Na sua perspectiva, o humano pode ser pensado em quatro dimensões ou estágios: labor,
trabalho, ação e espírito. Mesmo que a dignidade humana só seja alcançada na vida
ativa e do espírito, os outros estágios não são descartáveis, se quisermos
pensar o todo.
Por labor Arendt entende o humano no seu esforço de
manutenção e reprodução da vida. O labor é o outro nome para vida nua, como
diria Agamben, uma vida biológica, sem biografia e desprovida de direitos. O labor
é o conjunto das rotinas biológicas empreendidas para não deixarmos de ser. O labor
é o esforço de duração e de sobrevivência. Pelo labor nos igualamos à vida
vegetal e animal que se esmeram em ser e continuar sendo, durando.
O trabalho, por sua vez, é o esforço humano que incide
sobre a natureza, transformando-a e colocando-a a nosso favor através de mecanismos
de produção de ferramentas e serviços facilitadores da vida. Essa dimensão da
vida humana é o que se convencionou chamar de homo faber.
A ação, diferentemente do labor e do trabalho, não
incide sobre a matéria, sobre a natureza e não visa a sobrevivência, mas a vida
ativa criadora de espaços de habitação favoráveis na vida pública mediante a
palavra e o discurso na ordem do político. Pela ação o humano se individualiza
e escreve sua história, sua vida, sua bio-grafia e, de alguma forma, se
sobressai à da espécie que permanece no limite da reprodução e mecanismos de
manutenção da vida privada e social dada pelo labor e pelo trabalho. É pela ação
que o indivíduo demarca a irrepetibilidade e dignidade intransferíveis. É pela ação
que o humano se faz humano. Parafraseando Simone de Beauvoir daria para dizer
que “não nascemos humanos, tornamo-nos humanos pela ação”. A vida ativa nos
eleva e nos empresta uma dignidade que o labor e o trabalho por si só não
alcançam.
A vida do espírito, por sua vez, é do âmbito do querer,
do julgar e do pensar. Esse âmbito nos tira da banalidade e nos eleva para o
alto, mais para os anjos ou demônios, do que para animais. É pela moral, pela
literatura, arte, filosofia, religião e pela vida contemplativa que o sentido
da vida se apresenta para além do ato de viver e sobreviver simplesmente. É
claro, a corrupção do melhor redunda no pior e, por isso, a possibilidade do
diabólico e do mistério da iniquidade, sempre presentes na condição humana,
pertence à condição humana e a esse âmbito da ação e da palavra.

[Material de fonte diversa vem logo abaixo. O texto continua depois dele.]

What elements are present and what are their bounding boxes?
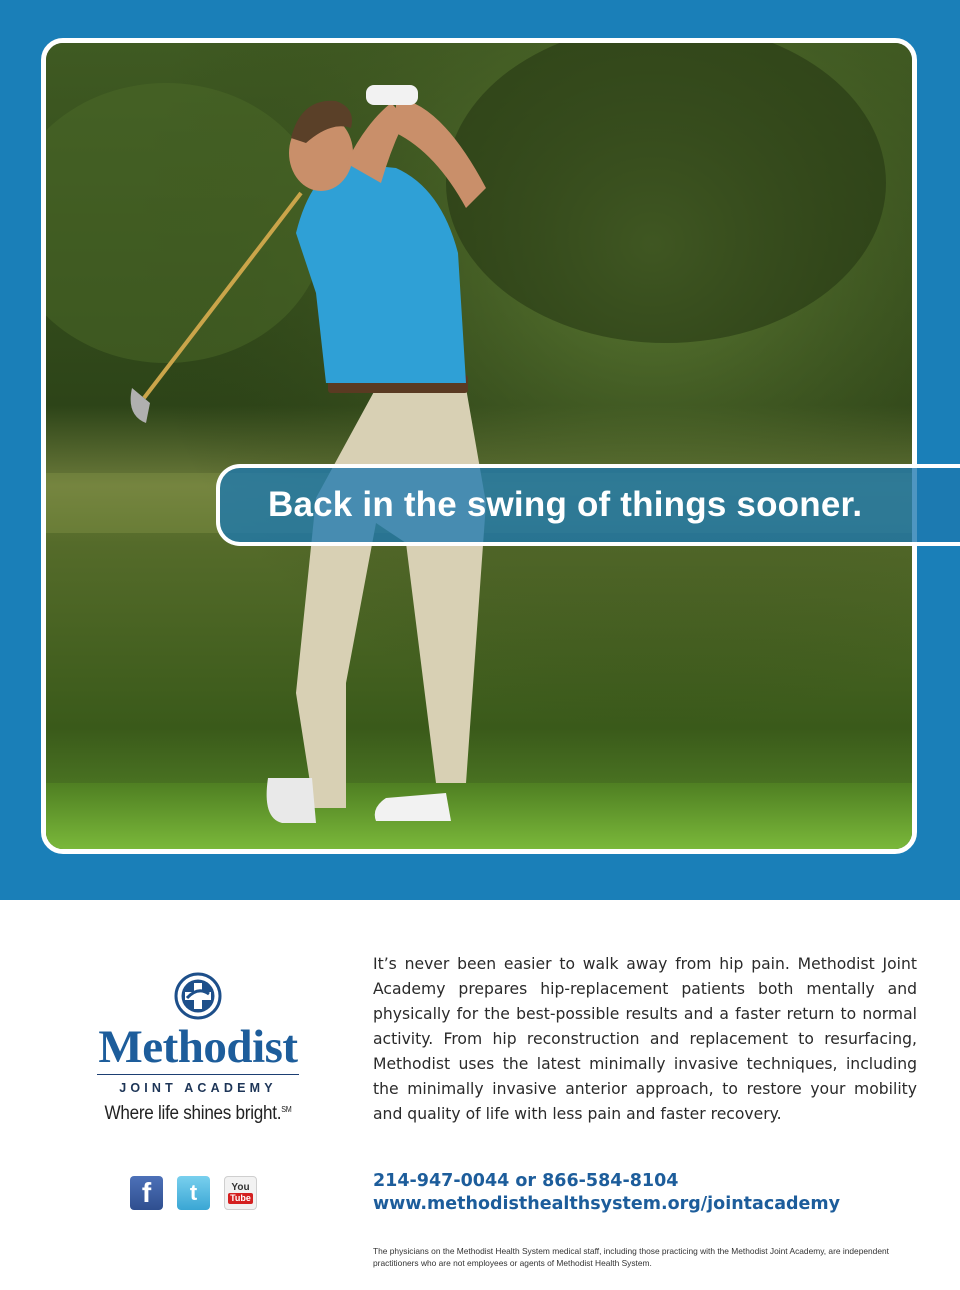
body-paragraph: It’s never been easier to walk away from hip pain. Methodist Joint Academy prepares hip-replacement patients both mentally and physically for the best-possible results and a faster return to normal activity. From hip reconstruction and replacement to resurfacing, Methodist uses the latest minimally invasive techniques, including the minimally invasive anterior approach, to restore your mobility and quality of life with less pain and faster recovery.: [373, 955, 917, 1123]
methodist-emblem-icon: [174, 972, 222, 1020]
headline-banner: [216, 464, 960, 546]
disclaimer: The physicians on the Methodist Health System medical staff, including those practicing with the Methodist Joint Academy, are independent practitioners who are not employees or agents of Methodist Health System.: [373, 1246, 889, 1268]
contact-block: [373, 1170, 933, 1216]
methodist-logo: [92, 972, 304, 1125]
tagline-text: Where life shines bright.: [104, 1103, 282, 1124]
logo-wordmark: Methodist: [98, 1021, 298, 1073]
facebook-glyph: f: [141, 1177, 152, 1208]
facebook-icon[interactable]: [130, 1176, 163, 1210]
youtube-you: You: [231, 1182, 250, 1193]
golfer-photo-illustration: [46, 43, 912, 849]
twitter-icon[interactable]: [177, 1176, 210, 1210]
logo-divider: [97, 1074, 299, 1075]
tagline: [103, 1103, 294, 1125]
logo-subtitle: JOINT ACADEMY: [119, 1081, 277, 1095]
social-links: [130, 1176, 257, 1210]
service-mark: SM: [281, 1105, 292, 1114]
website-link[interactable]: www.methodisthealthsystem.org/jointacademy: [373, 1194, 841, 1214]
phone-numbers[interactable]: 214-947-0044 or 866-584-8104: [373, 1171, 679, 1191]
headline: Back in the swing of things sooner.: [268, 485, 863, 524]
youtube-icon[interactable]: [224, 1176, 257, 1210]
hero-photo: [41, 38, 917, 854]
twitter-glyph: t: [189, 1180, 198, 1205]
youtube-tube: Tube: [230, 1193, 251, 1203]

A frase do Pe. Vieira continua perturbando minha cabeça
e me acompanhando como um fantasma. Mas, em boa medida a luz, projetada por Arendt,
dissolve a sombra que paira sobre o verbo fazer, tirando-o de um sentido
meramente instrumental e elevando-o para uma atividade discursiva, ativa e
espiritual. Se o sentido do fazer alcançar o estágio do trabalho, da ação e do
espírito, então, sim, o dia em que nada “fazemos” nessas três dimensões, apenas
duramos.
Não é nada emocionante apenas durar. Aliás, é puro
tédio. Por isso, pequenos trabalhos manuais, caminhadas, exercícios físicos,
conversas, leituras, orações, meditações, jogos, algumas postagens nas redes
sociais a favor da democracia e contra as personalidades autoritárias e,
sobretudo, cozinhar, cuidar do jardim e semear rúculas é o que pode, pelo menos
para os aposentados ou sem trabalho formal, nos salvar em tempos de pandemia.